IV. 15 – 2013. Un sale été
pour François Hollande et Laurent Fabius

De même que le président Nicolas Sarkozy avait lancé la guerre contre le peuple libyen pour le protéger, de même le président suiveur, François Hollande, et son ministre des Affaires étrangères et du Développement international (mai 2012-février 2016), Laurent Fabius, qui prenaient eux aussi leurs décisions au CRIF (Conseil représentatif des institutions juives de France), étaient sur le point d’impliquer directement la France dans la guerre contre le peuple syrien sous prétexte de le protéger.

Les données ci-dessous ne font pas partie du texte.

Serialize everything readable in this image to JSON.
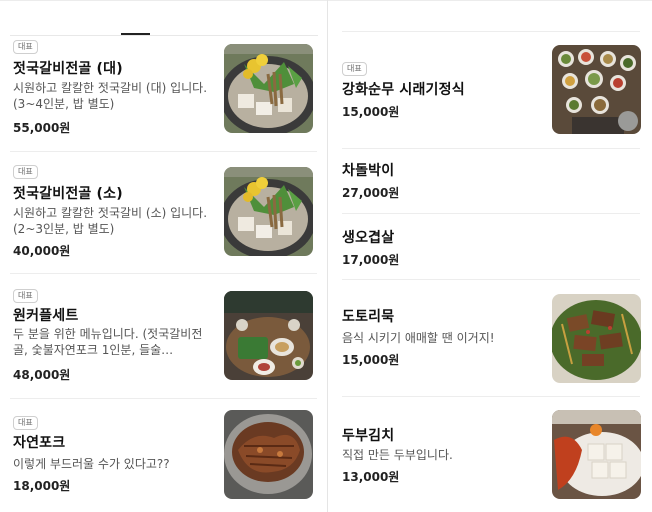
{
  "left": {
    "items": [
      {
        "badge": "대표",
        "name": "젓국갈비전골 (대)",
        "desc": "시원하고 칼칼한 젓국갈비 (대) 입니다. (3~4인분, 밥 별도)",
        "price": "55,000원",
        "image": "hotpot-photo"
      },
      {
        "badge": "대표",
        "name": "젓국갈비전골 (소)",
        "desc": "시원하고 칼칼한 젓국갈비 (소) 입니다. (2~3인분, 밥 별도)",
        "price": "40,000원",
        "image": "hotpot-photo"
      },
      {
        "badge": "대표",
        "name": "원커플세트",
        "desc": "두 분을 위한 메뉴입니다. (젓국갈비전골, 숯불자연포크 1인분, 들술…",
        "price": "48,000원",
        "image": "set-meal-photo"
      },
      {
        "badge": "대표",
        "name": "자연포크",
        "desc": "이렇게 부드러울 수가 있다고??",
        "price": "18,000원",
        "image": "grilled-pork-photo"
      }
    ]
  },
  "right": {
    "items": [
      {
        "badge": "대표",
        "name": "강화순무 시래기정식",
        "desc": "",
        "price": "15,000원",
        "image": "side-dishes-photo"
      },
      {
        "badge": "",
        "name": "차돌박이",
        "desc": "",
        "price": "27,000원",
        "image": ""
      },
      {
        "badge": "",
        "name": "생오겹살",
        "desc": "",
        "price": "17,000원",
        "image": ""
      },
      {
        "badge": "",
        "name": "도토리묵",
        "desc": "음식 시키기 애매할 땐 이거지!",
        "price": "15,000원",
        "image": "acorn-jelly-photo"
      },
      {
        "badge": "",
        "name": "두부김치",
        "desc": "직접 만든 두부입니다.",
        "price": "13,000원",
        "image": "tofu-kimchi-photo"
      }
    ]
  }
}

Ils n’attendaient que le feu vert du grand manitou…

Le 31 août 2013, le président des États-UnisBarack Obama, avait bien commencé son discours : « Après délibération, j’ai décidé que les États-Unis doivent mener à bien une action militaire à l’encontre de cibles syriennes. Il ne s’agit pas d’une intervention illimitée. Il n’y aura pas de soldats sur le terrain, de boys sur le terrain, mais le régime d’Assad doit être puni de cette utilisation d’armes chimiques. » [Discours de Barack Obama, 31 août 2013, en direct de la roseraie de la Maison Blanche, à Washington.] Barack Obama rassurait : il ne s’agissait… « pas d’une intervention illimitée » comme en Libye, par exemple… à propos de laquelle chacun(e) garde le souvenir d’avoir été criminellement trompé(e) par l’adoption d’une Résolution 1973, largement dépassée… Barack Obama faisait encore cette grande promesse… « Pas de soldats sur le terrain »… Chacun(e) se souvient d’arrestations, par les autorités de la Jamahiriya, de soldats suédois, britanniques qui se trouvaient sur le sol libyen avant même les bombardements français et que des forces spéciales anglo-saxonnes faisaient de l’instruction in vivo, autour de Tripoli notamment, pendant la guerre… Et puis Barack Obama n’aurait pas été le président des États-Unis s’il n’avait parlé de punir un autre président ! Mais où sont donc les Bush et tous les autres prédécesseurs d’Obama qui ont utilisé ces armes et qui devraient être traduits devant la CPI (Cour Pénale Internationale) ?

Coup de fatigue ou coup de franchise ? Barack Obama lâchait tout : « Nos forces militaires ont des natifs, des hommes dans la région et nos responsables militaires me disent qu’ils sont prêts à frapper lorque nous [prendrons] la décision. » [Idem. Note de FP : J’ai substitué « prendrons » à « prenons ».] Voilà pourquoi « pas de soldats sur le terrain » ! C’est qu’il y en a déjà « dans la région »… sur le sol syrien ? sur la frontière turco-syrienne ? Il s’agit d’une utilisation, par les États-Unis, de « natifs », donc de Syriens, exilés ou pas, mais, pour sûr, traîtres à leur pays et prêts à faire la guerre contre les habitant(e)s de la Syrie, c’est-à-dire prêts à faire la guerre civile. L’utilisation de « natifs », cela sent l’intervention coloniale.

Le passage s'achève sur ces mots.